Dive Brief:
- Flowers Foods announced a restructuring plan and cost-reduction strategies during an investor briefing Sept. 27 at the New York Stock Exchange. The company's initiatives include a buyout plan, first announced in July, which will result in a net headcount reduction of approximately 450 people, including a 15% reduction in management positions, according to Food Business News.
- Flowers Foods executives also discussed the company's 2017 outlook. They anticipate sales will be flat to down by 1%. Earnings per share are anticipated in the range of $0.67 to $0.69. The company also outlined brand investments it will make in fiscal 2018. Additionally, the company maintained its EBITDA margin goal for fiscal 2018 of 12% to 13%.
- "Flowers is well positioned in a large category that is relevant to consumers and profitable for retailers," President and CEO Allen Shiver said in a statement. "We have built competitive advantages that provide a strong platform for continued growth. That said, the category is evolving and we intend to evolve right along with it. With Project Centennial, we are focused on driving growth in our core business, capitalizing on adjacencies, reducing costs, and making strategic investments to improve margins and profitably grow the top-line over time."
Dive Insight:
Flowers Foods first went public with the voluntary separation program in July, but did not provide many details in its buyout announcement. The plan is the latest step in the company's broader effort to cut costs and improve the firm's financial position. In June, Flowers launched Project Centennial, a five-year plan to strengthen its competitive position and drive profitable revenue growth.
It will be interesting to see how Flowers Foods operates post-buyout with 15% fewer managers. While higher-paid supervisors obviously present a higher business cost, buying them out is also a major expense. At this week's presentation, Chief Financial Officer R. Steve Kinsey estimated the cost of the buyouts at upwards of $27 million in the coming financial quarter.
Flowers Foods is working on the same sort of major transition that faces other CPG companies: How it can cut internal costs and remain relevant in a consumer world where e-commerce and social media are becoming just as important as traditional in-store shelving, marketing and merchandizing.
In the wake of the buyouts, which Kinsey hinted are allowing a shift from an old regionally based model, Flowers Foods recently brought on two new management team members who are digital veterans. The new CIO is Harish Ramani, who has led IT programs for Dr Pepper Snapple, Cadbury Schweppes, Red Bull Americas and Constellation Brands. Debo Mukherjee has been named the incoming chief marketing officer. He founded and owned Intacta Consulting Group, served as CEO of Redco Foods, and has been in marketing roles with Mars, Unilever, Kraft Heinz and Hershey.
In addition to the shifts in staffing, the company is working on separating the business into two units, which was initially announced in May. The bakery business — which includes Nature’s Own, Wonder and Dave’s Killer Bread — will focus on driving brand growth and profitability through incremental innovation, execution and cost-efficiency.

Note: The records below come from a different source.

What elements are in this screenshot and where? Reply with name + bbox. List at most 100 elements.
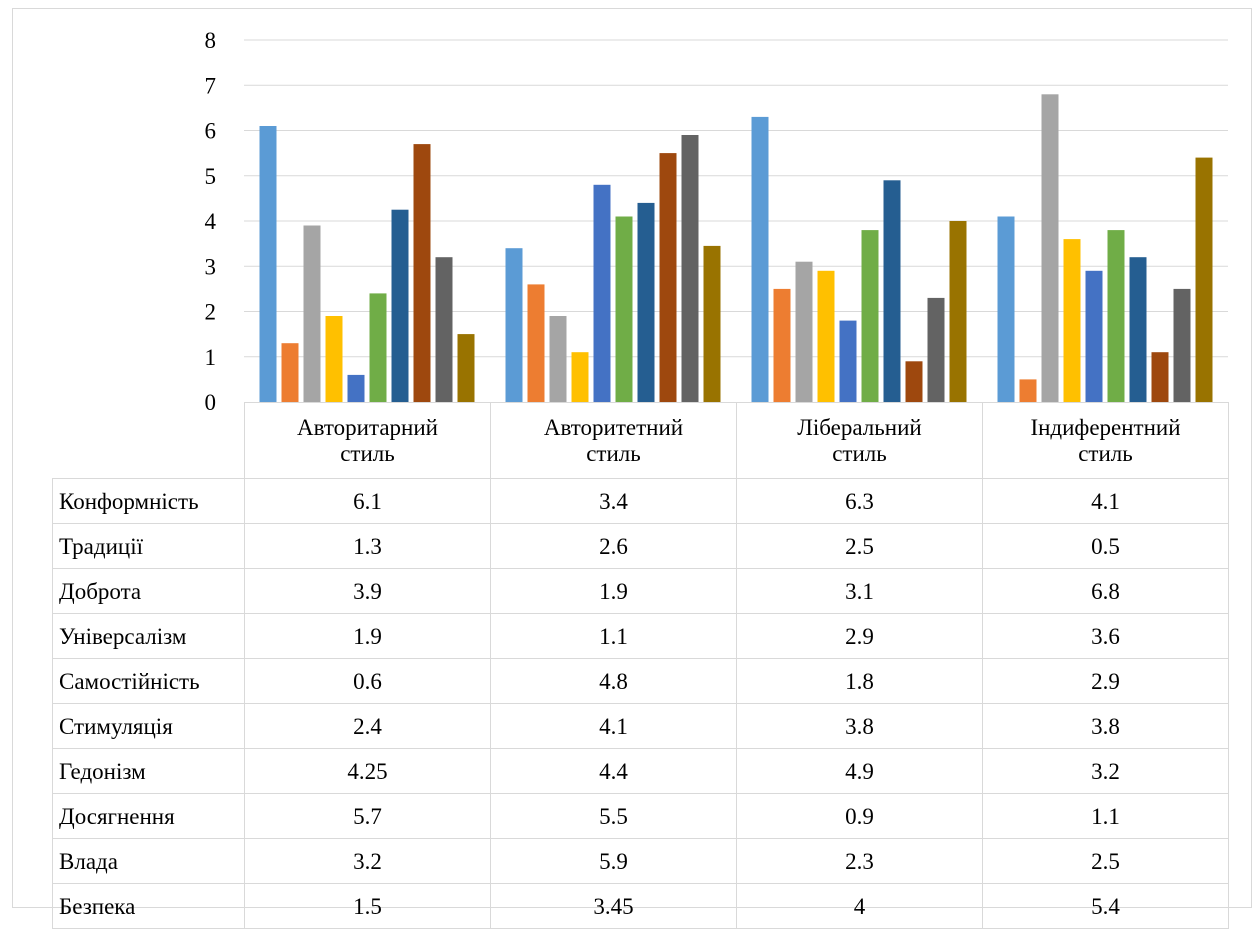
bar-2-4 [1019, 379, 1037, 402]
table-row: Самостійність 0.6 4.8 1.8 2.9 [52, 658, 1229, 704]
data-label: 3.2 [982, 748, 1229, 794]
bar-6-2 [615, 216, 633, 402]
data-label: 0.5 [982, 523, 1229, 569]
bar-10-2 [703, 245, 721, 402]
data-label: 2.9 [982, 658, 1229, 704]
data-label: 3.9 [244, 568, 491, 614]
data-label: 3.8 [736, 703, 983, 749]
series-name: Стимуляція [52, 703, 245, 749]
data-label: 1.9 [244, 613, 491, 659]
data-label: 1.8 [736, 658, 983, 704]
data-label: 1.3 [244, 523, 491, 569]
data-label: 2.9 [736, 613, 983, 659]
table-row: Доброта 3.9 1.9 3.1 6.8 [52, 568, 1229, 614]
bar-8-4 [1151, 352, 1169, 402]
x-tick-label: стиль [832, 440, 887, 466]
bar-1-1 [259, 126, 277, 402]
bar-9-1 [435, 257, 453, 402]
data-label: 2.6 [490, 523, 737, 569]
data-label: 4.4 [490, 748, 737, 794]
data-label: 3.2 [244, 838, 491, 884]
table-corner [52, 402, 245, 479]
bar-5-3 [839, 320, 857, 402]
data-label: 2.4 [244, 703, 491, 749]
data-label: 1.1 [490, 613, 737, 659]
category-header: Авторитарний стиль [244, 402, 491, 479]
bar-5-2 [593, 184, 611, 402]
data-label: 4.1 [490, 703, 737, 749]
series-name: Традиції [52, 523, 245, 569]
table-row: Стимуляція 2.4 4.1 3.8 3.8 [52, 703, 1229, 749]
bar-6-4 [1107, 230, 1125, 402]
table-row: Досягнення 5.7 5.5 0.9 1.1 [52, 793, 1229, 839]
y-tick-label: 2 [205, 300, 217, 325]
bar-3-1 [303, 225, 321, 402]
bar-3-2 [549, 316, 567, 402]
y-tick-label: 1 [205, 345, 217, 370]
x-tick-label: стиль [586, 440, 641, 466]
bar-3-3 [795, 261, 813, 402]
x-tick-label: Індиферентний [1030, 414, 1181, 440]
series-name: Конформність [52, 478, 245, 524]
bar-1-2 [505, 248, 523, 402]
x-tick-label: стиль [1078, 440, 1133, 466]
bar-7-2 [637, 202, 655, 402]
bar-2-3 [773, 288, 791, 402]
table-row: Конформність 6.1 3.4 6.3 4.1 [52, 478, 1229, 524]
bar-5-1 [347, 374, 365, 402]
data-label: 4.1 [982, 478, 1229, 524]
data-label: 3.8 [982, 703, 1229, 749]
bar-10-3 [949, 221, 967, 402]
series-name: Гедонізм [52, 748, 245, 794]
data-label: 0.9 [736, 793, 983, 839]
bar-8-3 [905, 361, 923, 402]
bar-7-4 [1129, 257, 1147, 402]
data-label: 1.1 [982, 793, 1229, 839]
series-name: Досягнення [52, 793, 245, 839]
data-label: 5.5 [490, 793, 737, 839]
x-tick-label: Авторитарний [297, 414, 438, 440]
data-label: 1.9 [490, 568, 737, 614]
data-label: 5.4 [982, 883, 1229, 929]
table-row: Традиції 1.3 2.6 2.5 0.5 [52, 523, 1229, 569]
data-label: 6.8 [982, 568, 1229, 614]
bar-7-1 [391, 209, 409, 402]
data-label: 2.5 [736, 523, 983, 569]
category-header: Ліберальний стиль [736, 402, 983, 479]
bar-8-1 [413, 144, 431, 402]
data-label: 4.25 [244, 748, 491, 794]
x-tick-label: Ліберальний [797, 414, 922, 440]
table-row: Універсалізм 1.9 1.1 2.9 3.6 [52, 613, 1229, 659]
y-tick-label: 5 [205, 164, 217, 189]
bar-4-1 [325, 316, 343, 402]
data-label: 3.45 [490, 883, 737, 929]
series-name: Доброта [52, 568, 245, 614]
data-label: 6.1 [244, 478, 491, 524]
data-label: 2.5 [982, 838, 1229, 884]
data-label: 1.5 [244, 883, 491, 929]
bar-10-4 [1195, 157, 1213, 402]
x-tick-label: Авторитетний [543, 414, 684, 440]
bar-9-2 [681, 135, 699, 402]
series-name: Самостійність [52, 658, 245, 704]
data-label: 0.6 [244, 658, 491, 704]
category-header: Авторитетний стиль [490, 402, 737, 479]
bar-2-2 [527, 284, 545, 402]
data-label: 4.8 [490, 658, 737, 704]
y-tick-label: 7 [205, 73, 217, 98]
bar-2-1 [281, 343, 299, 402]
data-label: 4.9 [736, 748, 983, 794]
data-label: 3.6 [982, 613, 1229, 659]
bar-9-4 [1173, 288, 1191, 402]
bar-10-1 [457, 334, 475, 402]
bar-4-3 [817, 270, 835, 402]
data-label: 6.3 [736, 478, 983, 524]
data-label: 3.4 [490, 478, 737, 524]
data-label: 2.3 [736, 838, 983, 884]
bar-6-3 [861, 230, 879, 402]
series-name: Безпека [52, 883, 245, 929]
bar-8-2 [659, 153, 677, 402]
data-label: 4 [736, 883, 983, 929]
table-row: Безпека 1.5 3.45 4 5.4 [52, 883, 1229, 929]
table-row: Влада 3.2 5.9 2.3 2.5 [52, 838, 1229, 884]
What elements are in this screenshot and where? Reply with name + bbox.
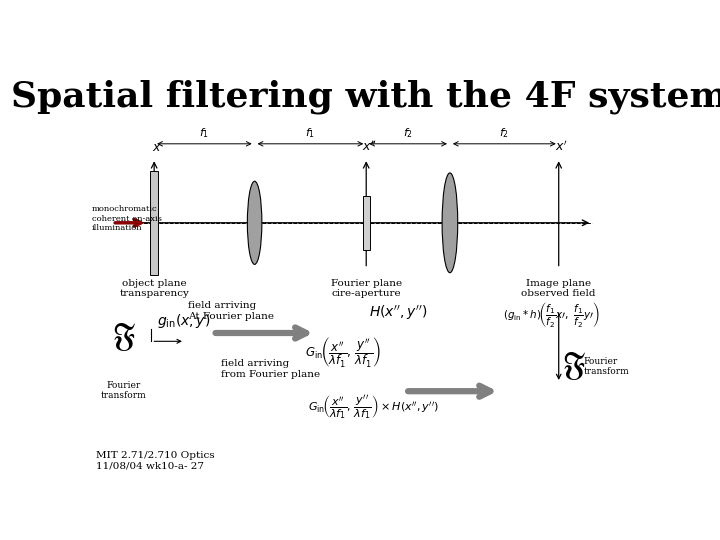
Ellipse shape [248, 181, 262, 265]
Text: $x''$: $x''$ [361, 140, 377, 154]
Text: $f_1$: $f_1$ [199, 127, 210, 140]
Text: $\mathfrak{F}$: $\mathfrak{F}$ [562, 350, 585, 382]
Text: $g_{\mathrm{in}}(x, y)$: $g_{\mathrm{in}}(x, y)$ [157, 312, 210, 330]
Text: $f_1$: $f_1$ [305, 127, 315, 140]
Text: $\left(g_{\mathrm{in}} * h\right)\!\left(\dfrac{f_1}{f_2}x\prime,\ \dfrac{f_1}{f: $\left(g_{\mathrm{in}} * h\right)\!\left… [503, 300, 600, 329]
Text: $\mathfrak{F}$: $\mathfrak{F}$ [112, 321, 135, 353]
Text: $f_2$: $f_2$ [403, 127, 413, 140]
Text: Fourier
transform: Fourier transform [101, 381, 146, 400]
Bar [150, 171, 158, 275]
Text: monochromatic
coherent on-axis
illumination: monochromatic coherent on-axis illuminat… [91, 205, 161, 232]
Text: Fourier plane
cire-aperture: Fourier plane cire-aperture [330, 279, 402, 298]
Text: $G_{\mathrm{in}}\!\left(\dfrac{x^{\prime\prime}}{\lambda f_1},\, \dfrac{y^{\prim: $G_{\mathrm{in}}\!\left(\dfrac{x^{\prime… [307, 393, 438, 422]
Text: MIT 2.71/2.710 Optics
11/08/04 wk10-a- 27: MIT 2.71/2.710 Optics 11/08/04 wk10-a- 2… [96, 451, 215, 470]
Ellipse shape [442, 173, 458, 273]
Text: object plane
transparency: object plane transparency [120, 279, 189, 298]
Text: Image plane
observed field: Image plane observed field [521, 279, 596, 298]
Text: Spatial filtering with the 4F system: Spatial filtering with the 4F system [11, 79, 720, 114]
Text: field arriving
At Fourier plane: field arriving At Fourier plane [188, 301, 274, 321]
Text: $f_2$: $f_2$ [499, 127, 509, 140]
Bar [363, 196, 369, 250]
Text: field arriving
from Fourier plane: field arriving from Fourier plane [221, 359, 320, 379]
Text: $G_{\mathrm{in}}\!\left(\dfrac{x^{\prime\prime}}{\lambda f_1},\, \dfrac{y^{\prim: $G_{\mathrm{in}}\!\left(\dfrac{x^{\prime… [305, 335, 382, 369]
Text: $H(x'', y'')$: $H(x'', y'')$ [369, 304, 428, 322]
Text: Fourier
transform: Fourier transform [584, 356, 629, 376]
Text: $x'$: $x'$ [555, 140, 568, 154]
Text: $x$: $x$ [152, 141, 162, 154]
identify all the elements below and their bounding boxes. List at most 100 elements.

The snacking and specialty section — which includes brands such as Tastykake and Mrs. Freshley's — will drive brand growth and profitability using product innovation and building scale in growing categories. It appears the company is positioning much of its future growth by tapping into consumers' interest in snacking.
The Georgia-based company's most recent earnings report showed it has room for improvement as far as sales are concerned. Sales decreased 0.9% to $927 million, compared with the same period a year ago. And net profit declined 12.5% in the second quarter to $44.7 million — meaning internal costs could likely also be trimmed.